A few metres either way on the "centre" isn't going to make any difference
to a routing algorithm, which will, in any case (as this is the majority)
have to take account of places which aren't connected to ways at all (so
it's no use saying 'putting it on a way will help routing algorithms' -
which it might - unless everyone changes the way they do it).
So why not just put a node alongside (a metre or two away from) the junction
and put the place there? Either in he highway, or preferably a distinct
node?
Actually, putting the node at the centre may not be the best approach
anyway. I would hope people using a routing algorithm would ask to go to a
street in a place, not some nominal and usually arbitrary centre of the
place (and as I said yesterday, the centre of very many places is not
accessible by car any more); but more important at the moment is that this
is where the imformation density is likely to be highest and the name
rendering on the map may well conflict with the other information. Of
course, renderers should be cleverer about how they place text, but it is a
very hard problem, so we can expect the name will go where the node for the
place is, at least for the forseeable future. So a slight offset into a
blank area near the middle may be a more judicious choice.

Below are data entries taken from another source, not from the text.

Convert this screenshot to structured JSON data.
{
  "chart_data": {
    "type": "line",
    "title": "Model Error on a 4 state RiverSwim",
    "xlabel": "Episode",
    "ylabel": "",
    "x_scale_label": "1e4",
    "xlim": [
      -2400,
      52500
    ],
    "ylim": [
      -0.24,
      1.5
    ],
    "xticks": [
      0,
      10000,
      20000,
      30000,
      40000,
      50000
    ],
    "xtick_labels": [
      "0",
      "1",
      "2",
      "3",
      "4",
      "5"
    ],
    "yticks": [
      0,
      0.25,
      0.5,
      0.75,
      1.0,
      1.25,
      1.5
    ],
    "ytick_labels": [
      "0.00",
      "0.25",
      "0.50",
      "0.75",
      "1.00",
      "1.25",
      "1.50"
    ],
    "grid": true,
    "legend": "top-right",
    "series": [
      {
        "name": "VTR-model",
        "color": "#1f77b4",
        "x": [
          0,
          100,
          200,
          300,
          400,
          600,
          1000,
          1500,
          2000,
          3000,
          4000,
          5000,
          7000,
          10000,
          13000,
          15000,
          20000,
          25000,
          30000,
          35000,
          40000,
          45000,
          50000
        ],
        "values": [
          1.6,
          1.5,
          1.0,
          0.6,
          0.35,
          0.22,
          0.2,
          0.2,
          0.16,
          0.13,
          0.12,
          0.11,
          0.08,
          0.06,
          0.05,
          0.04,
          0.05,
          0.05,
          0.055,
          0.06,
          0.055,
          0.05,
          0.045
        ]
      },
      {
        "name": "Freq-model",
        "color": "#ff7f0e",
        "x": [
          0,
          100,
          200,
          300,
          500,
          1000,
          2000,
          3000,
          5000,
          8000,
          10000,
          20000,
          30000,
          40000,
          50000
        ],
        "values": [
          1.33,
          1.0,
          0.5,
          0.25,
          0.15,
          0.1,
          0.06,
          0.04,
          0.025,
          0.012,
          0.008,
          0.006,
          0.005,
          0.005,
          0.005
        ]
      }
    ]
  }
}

If we end up with place names on nodes shared with other features, then we
must have other more complicated rules uch as a hierarchy of tag types such
that if there is a name, it applies only to the object higher in the
hierarchy; or say things like mini roundabouts don't have names (sounds
reasonable at first, until we realise that junctions very often are known by
a name - there are several in Cambridge - 'Murkett's Corner' for example is
a junction characterised by a set of traffic lights).
It seems to me to be a much simpler rule that we say anything can have a
name, but you don't introduce ambiguity in what the name can apply to.
All the features on the map are approximations to some extent, and places
are really are areas not points, so exactly where in space the place point
goes is really not that important. The consistency of information to make it
processable seems much more important to me.